Outras “ideias fora do lugar”

Fotos: Marco Aurélio Prates/ Divulgação (marcoaurelioprates@terra.com.br)

O jovem grupo mineiro Quatroloscinco – Teatro do Comum nasceu faz três anos num ambiente que vem sido bastante fértil para o surgimento de novos e vigorosos coletivos de teatro no Brasil. O Quatroloscinco vem juntar-se a grupos como a Cia. Luna Lunera e o Espanca!, que já possuem reconhecimento nacional pelo delicado trabalho que realizam em Belo Horizonte – MG.

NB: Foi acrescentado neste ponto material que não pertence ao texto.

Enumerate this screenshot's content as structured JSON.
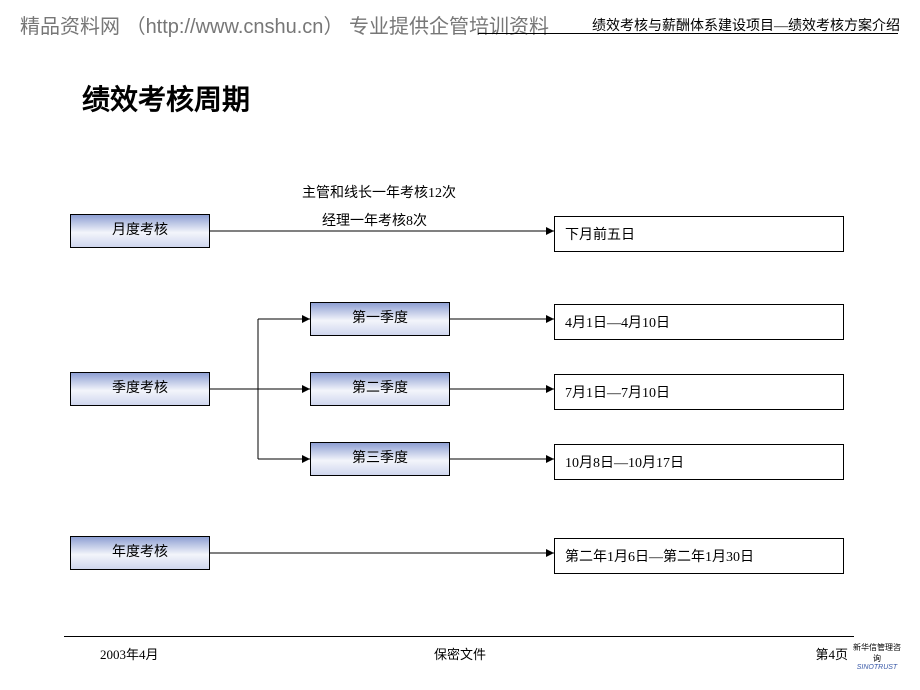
{
  "header": {
    "site_name": "精品资料网",
    "site_url_prefix": "（",
    "site_url": "http://www.cnshu.cn",
    "site_url_suffix": "）",
    "tagline": "专业提供企管培训资料",
    "doc_title": "绩效考核与薪酬体系建设项目—绩效考核方案介绍"
  },
  "title": "绩效考核周期",
  "notes": {
    "line1": "主管和线长一年考核12次",
    "line2": "经理一年考核8次"
  },
  "rows": {
    "monthly": {
      "label": "月度考核",
      "result": "下月前五日"
    },
    "quarterly": {
      "label": "季度考核",
      "q1": {
        "label": "第一季度",
        "result": "4月1日—4月10日"
      },
      "q2": {
        "label": "第二季度",
        "result": "7月1日—7月10日"
      },
      "q3": {
        "label": "第三季度",
        "result": "10月8日—10月17日"
      }
    },
    "yearly": {
      "label": "年度考核",
      "result": "第二年1月6日—第二年1月30日"
    }
  },
  "footer": {
    "date": "2003年4月",
    "confidential": "保密文件",
    "page": "第4页",
    "brand_cn": "新华信管理咨询",
    "brand_en": "SINOTRUST"
  }
}
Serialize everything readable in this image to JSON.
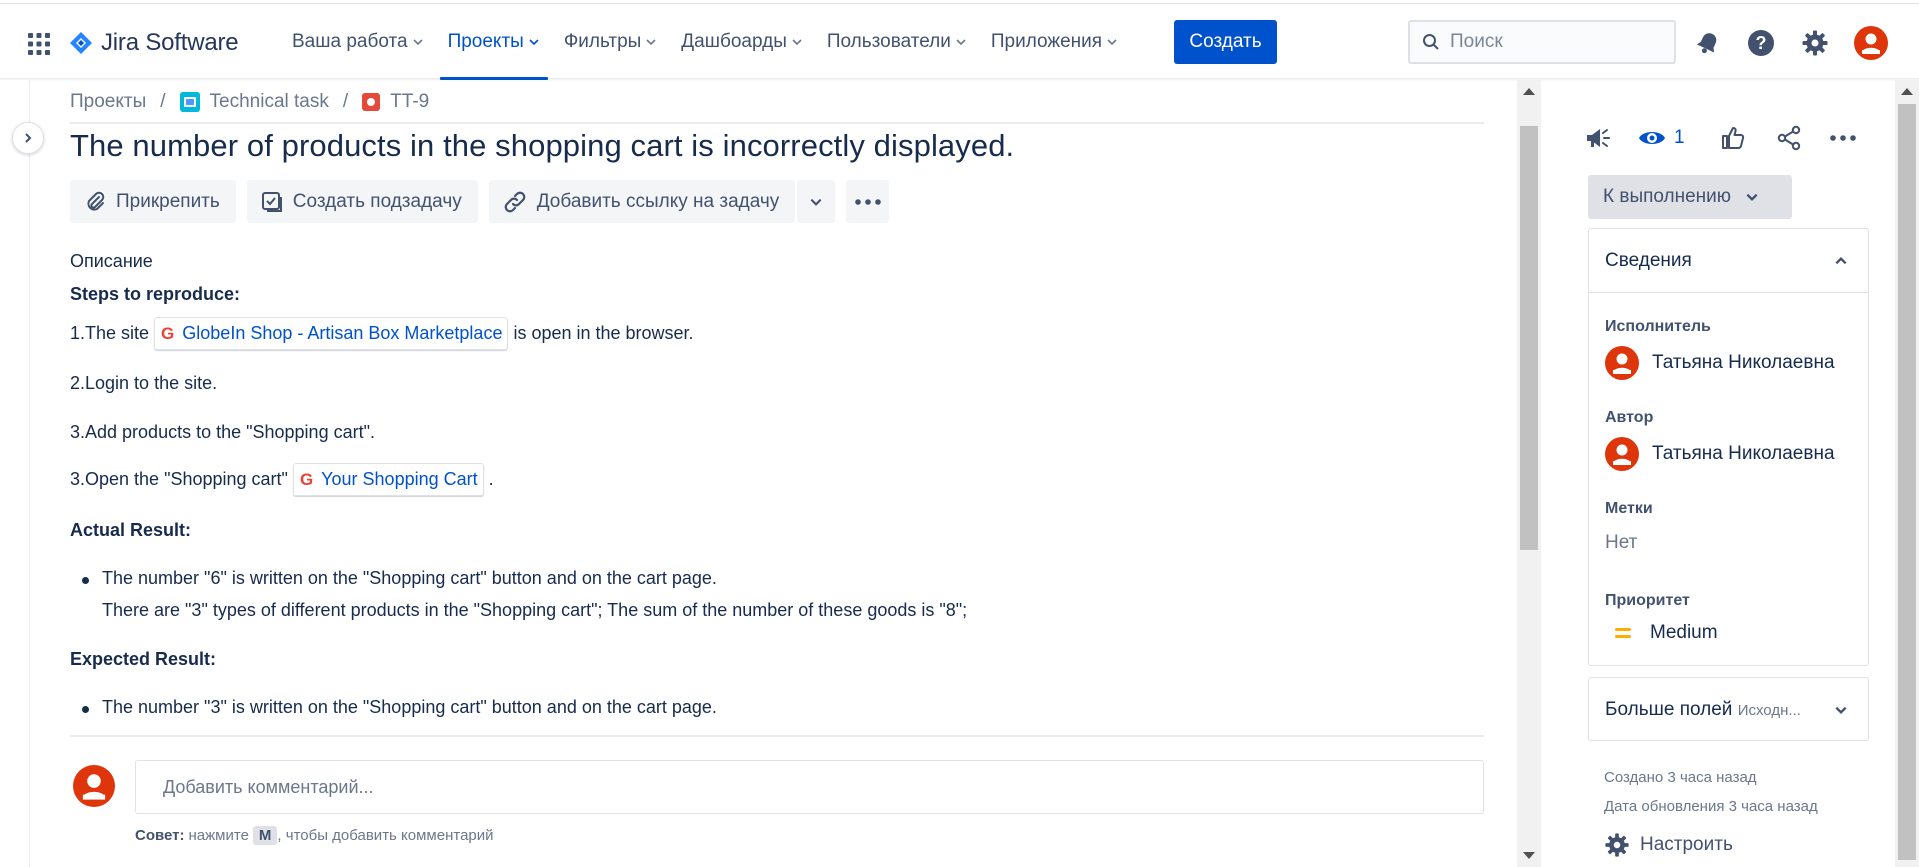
{
  "app": {
    "name": "Jira Software"
  },
  "nav": {
    "items": [
      {
        "label": "Ваша работа"
      },
      {
        "label": "Проекты"
      },
      {
        "label": "Фильтры"
      },
      {
        "label": "Дашбоарды"
      },
      {
        "label": "Пользователи"
      },
      {
        "label": "Приложения"
      }
    ],
    "create_label": "Создать",
    "search_placeholder": "Поиск"
  },
  "breadcrumb": {
    "projects": "Проекты",
    "project": "Technical task",
    "issue_key": "TT-9"
  },
  "issue": {
    "title": "The number of products in the shopping cart is incorrectly displayed.",
    "actions": {
      "attach": "Прикрепить",
      "create_subtask": "Создать подзадачу",
      "link_issue": "Добавить ссылку на задачу"
    },
    "description_label": "Описание",
    "description": {
      "steps_heading": "Steps to reproduce:",
      "step1_before": "1.The site",
      "step1_link": "GlobeIn Shop - Artisan Box Marketplace",
      "step1_after": "is open in the browser.",
      "step2": "2.Login to the site.",
      "step3": "3.Add products to the \"Shopping cart\".",
      "step4_before": "3.Open the \"Shopping cart\"",
      "step4_link": "Your Shopping Cart",
      "step4_after": ".",
      "actual_heading": "Actual Result:",
      "actual_line1": "The number \"6\" is written on the \"Shopping cart\" button and on the cart page.",
      "actual_line2": "There are \"3\" types of different products in the \"Shopping cart\"; The sum of the number of these goods is \"8\";",
      "expected_heading": "Expected Result:",
      "expected_line1": "The number \"3\" is written on the \"Shopping cart\" button and on the cart page."
    }
  },
  "comment": {
    "placeholder": "Добавить комментарий...",
    "tip_label": "Совет:",
    "tip_before": "нажмите",
    "tip_key": "M",
    "tip_after": ", чтобы добавить комментарий"
  },
  "sidebar": {
    "watchers_count": "1",
    "status": "К выполнению",
    "details_title": "Сведения",
    "assignee_label": "Исполнитель",
    "assignee": "Татьяна Николаевна",
    "reporter_label": "Автор",
    "reporter": "Татьяна Николаевна",
    "labels_label": "Метки",
    "labels_value": "Нет",
    "priority_label": "Приоритет",
    "priority_value": "Medium",
    "more_fields": "Больше полей",
    "more_fields_hint": "Исходн...",
    "created": "Создано 3 часа назад",
    "updated": "Дата обновления 3 часа назад",
    "configure": "Настроить"
  },
  "colors": {
    "brand": "#0052cc",
    "avatar": "#de350b",
    "priority_medium": "#ffab00",
    "text": "#172b4d"
  }
}
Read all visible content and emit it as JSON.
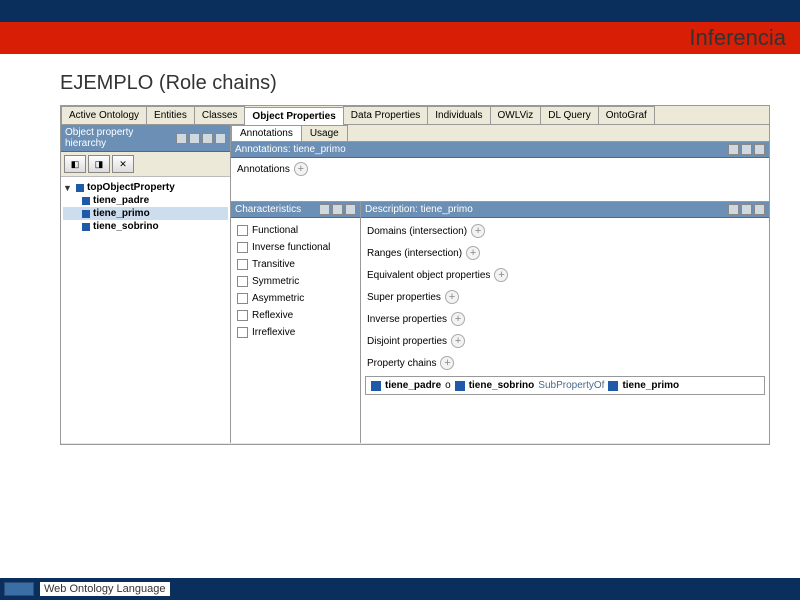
{
  "header": {
    "title": "Inferencia"
  },
  "subtitle": "EJEMPLO (Role chains)",
  "tabs": [
    "Active Ontology",
    "Entities",
    "Classes",
    "Object Properties",
    "Data Properties",
    "Individuals",
    "OWLViz",
    "DL Query",
    "OntoGraf"
  ],
  "active_tab": "Object Properties",
  "left": {
    "panel_title": "Object property hierarchy",
    "tree_root": "topObjectProperty",
    "children": [
      "tiene_padre",
      "tiene_primo",
      "tiene_sobrino"
    ],
    "selected": "tiene_primo"
  },
  "right": {
    "inner_tabs": [
      "Annotations",
      "Usage"
    ],
    "annotations_header": "Annotations: tiene_primo",
    "annotations_label": "Annotations",
    "characteristics_header": "Characteristics",
    "characteristics": [
      "Functional",
      "Inverse functional",
      "Transitive",
      "Symmetric",
      "Asymmetric",
      "Reflexive",
      "Irreflexive"
    ],
    "description_header": "Description: tiene_primo",
    "desc_sections": {
      "domains": "Domains (intersection)",
      "ranges": "Ranges (intersection)",
      "equivalent": "Equivalent object properties",
      "super": "Super properties",
      "inverse": "Inverse properties",
      "disjoint": "Disjoint properties",
      "chains": "Property chains"
    },
    "chain": {
      "p1": "tiene_padre",
      "op": "o",
      "p2": "tiene_sobrino",
      "rel": "SubPropertyOf",
      "p3": "tiene_primo"
    }
  },
  "footer": {
    "text": "Web Ontology Language"
  }
}
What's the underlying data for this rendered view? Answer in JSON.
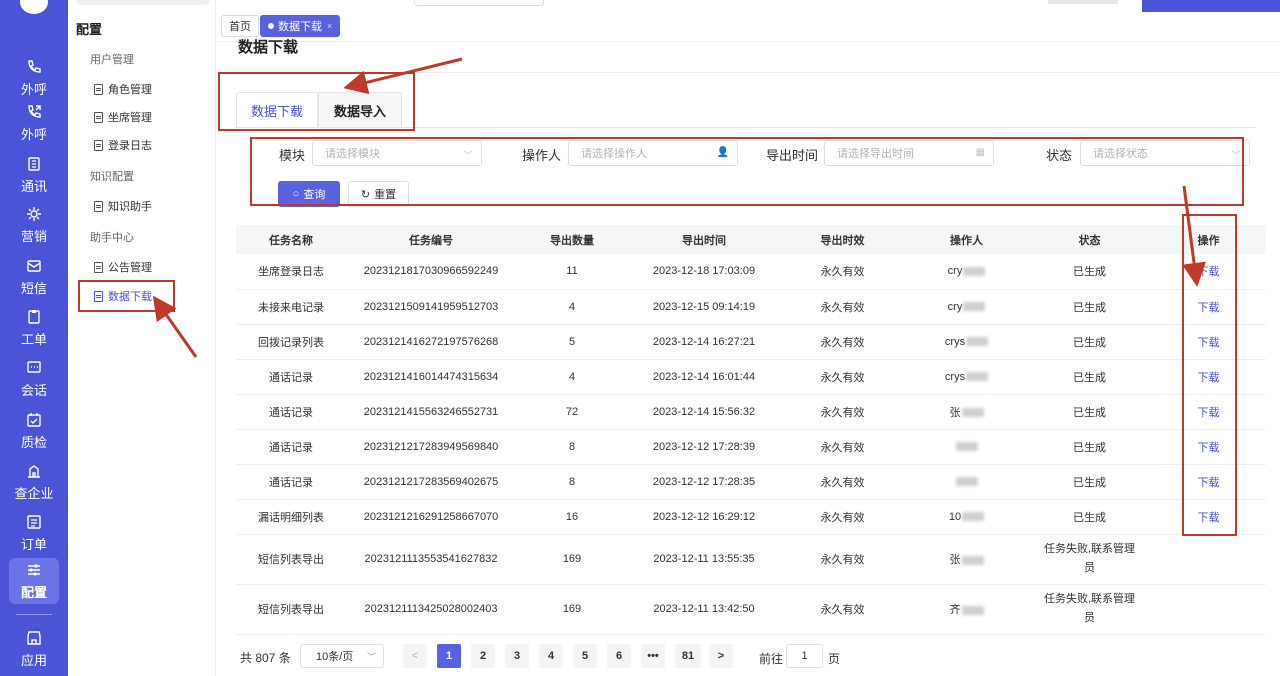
{
  "rail": [
    {
      "label": "外呼",
      "icon": "phone-icon"
    },
    {
      "label": "外呼",
      "icon": "phone-outgoing-icon"
    },
    {
      "label": "通讯",
      "icon": "contacts-icon"
    },
    {
      "label": "营销",
      "icon": "marketing-icon"
    },
    {
      "label": "短信",
      "icon": "sms-icon"
    },
    {
      "label": "工单",
      "icon": "ticket-icon"
    },
    {
      "label": "会话",
      "icon": "chat-icon"
    },
    {
      "label": "质检",
      "icon": "quality-icon"
    },
    {
      "label": "查企业",
      "icon": "enterprise-icon"
    },
    {
      "label": "订单",
      "icon": "order-icon"
    },
    {
      "label": "配置",
      "icon": "settings-sliders-icon"
    },
    {
      "label": "应用",
      "icon": "app-store-icon"
    }
  ],
  "sidebar": {
    "title": "配置",
    "groups": [
      {
        "label": "用户管理",
        "items": [
          "角色管理",
          "坐席管理",
          "登录日志"
        ]
      },
      {
        "label": "知识配置",
        "items": [
          "知识助手"
        ]
      },
      {
        "label": "助手中心",
        "items": [
          "公告管理",
          "数据下载"
        ]
      }
    ],
    "active_item": "数据下载"
  },
  "tabs": {
    "home": "首页",
    "current": "数据下载",
    "close": "×"
  },
  "page": {
    "title": "数据下载",
    "subtabs": [
      "数据下载",
      "数据导入"
    ]
  },
  "filters": {
    "module_label": "模块",
    "module_placeholder": "请选择模块",
    "operator_label": "操作人",
    "operator_placeholder": "请选择操作人",
    "export_time_label": "导出时间",
    "export_time_placeholder": "请选择导出时间",
    "status_label": "状态",
    "status_placeholder": "请选择状态",
    "query_button": "查询",
    "reset_button": "重置"
  },
  "table": {
    "columns": [
      "任务名称",
      "任务编号",
      "导出数量",
      "导出时间",
      "导出时效",
      "操作人",
      "状态",
      "操作"
    ],
    "rows": [
      {
        "name": "坐席登录日志",
        "id": "2023121817030966592249",
        "count": "11",
        "time": "2023-12-18 17:03:09",
        "validity": "永久有效",
        "operator": "cry",
        "status": "已生成",
        "action": "下载"
      },
      {
        "name": "未接来电记录",
        "id": "2023121509141959512703",
        "count": "4",
        "time": "2023-12-15 09:14:19",
        "validity": "永久有效",
        "operator": "cry",
        "status": "已生成",
        "action": "下载"
      },
      {
        "name": "回拨记录列表",
        "id": "2023121416272197576268",
        "count": "5",
        "time": "2023-12-14 16:27:21",
        "validity": "永久有效",
        "operator": "crys",
        "status": "已生成",
        "action": "下载"
      },
      {
        "name": "通话记录",
        "id": "2023121416014474315634",
        "count": "4",
        "time": "2023-12-14 16:01:44",
        "validity": "永久有效",
        "operator": "crys",
        "status": "已生成",
        "action": "下载"
      },
      {
        "name": "通话记录",
        "id": "2023121415563246552731",
        "count": "72",
        "time": "2023-12-14 15:56:32",
        "validity": "永久有效",
        "operator": "张",
        "status": "已生成",
        "action": "下载"
      },
      {
        "name": "通话记录",
        "id": "2023121217283949569840",
        "count": "8",
        "time": "2023-12-12 17:28:39",
        "validity": "永久有效",
        "operator": "",
        "status": "已生成",
        "action": "下载"
      },
      {
        "name": "通话记录",
        "id": "2023121217283569402675",
        "count": "8",
        "time": "2023-12-12 17:28:35",
        "validity": "永久有效",
        "operator": "",
        "status": "已生成",
        "action": "下载"
      },
      {
        "name": "漏话明细列表",
        "id": "2023121216291258667070",
        "count": "16",
        "time": "2023-12-12 16:29:12",
        "validity": "永久有效",
        "operator": "10",
        "status": "已生成",
        "action": "下载"
      },
      {
        "name": "短信列表导出",
        "id": "2023121113553541627832",
        "count": "169",
        "time": "2023-12-11 13:55:35",
        "validity": "永久有效",
        "operator": "张",
        "status": "任务失败,联系管理员",
        "status_line1": "任务失败,联系管理",
        "status_line2": "员",
        "action": ""
      },
      {
        "name": "短信列表导出",
        "id": "2023121113425028002403",
        "count": "169",
        "time": "2023-12-11 13:42:50",
        "validity": "永久有效",
        "operator": "齐",
        "status": "任务失败,联系管理员",
        "status_line1": "任务失败,联系管理",
        "status_line2": "员",
        "action": ""
      }
    ]
  },
  "pagination": {
    "total": "共 807 条",
    "page_size": "10条/页",
    "pages": [
      "1",
      "2",
      "3",
      "4",
      "5",
      "6",
      "•••",
      "81"
    ],
    "current": "1",
    "prev": "<",
    "next": ">",
    "goto_label": "前往",
    "goto_value": "1",
    "goto_suffix": "页"
  },
  "colors": {
    "brand": "#4b53d6",
    "annotation": "#c0392b"
  }
}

A localidade não é a única coincidência entre os grupos, há também certa paridade formal e investigativa nos trabalhos – como bem apontado no debate após a apresentação no Festivale. A limpeza da composição espacial e a ausência de qualquer ilusionismo, bem como a interpretação simples, sempre em relação convidativa com a platéia, a confusão proposital entre as fronteiras de ator e personagem e, principalmente, o jogo constante entre os atores são elementos que muito se irmanam ao espetáculo Aqueles Dois da Cia. Luna Lunera (em que, inclusive, um procedimento de aquecimento também é “incorporado” já como parte do espetáculo: no caso de É Só Uma Formalidade o Boxe e em Aqueles Dois o Contato-Improvisação). Um olhar mais atento mostra ainda que não se trata de uma estética especificamente mineira, mas, em verdade, um certo padrão cênico que vem se repetindo com sucesso em vários grupos no Brasil todo.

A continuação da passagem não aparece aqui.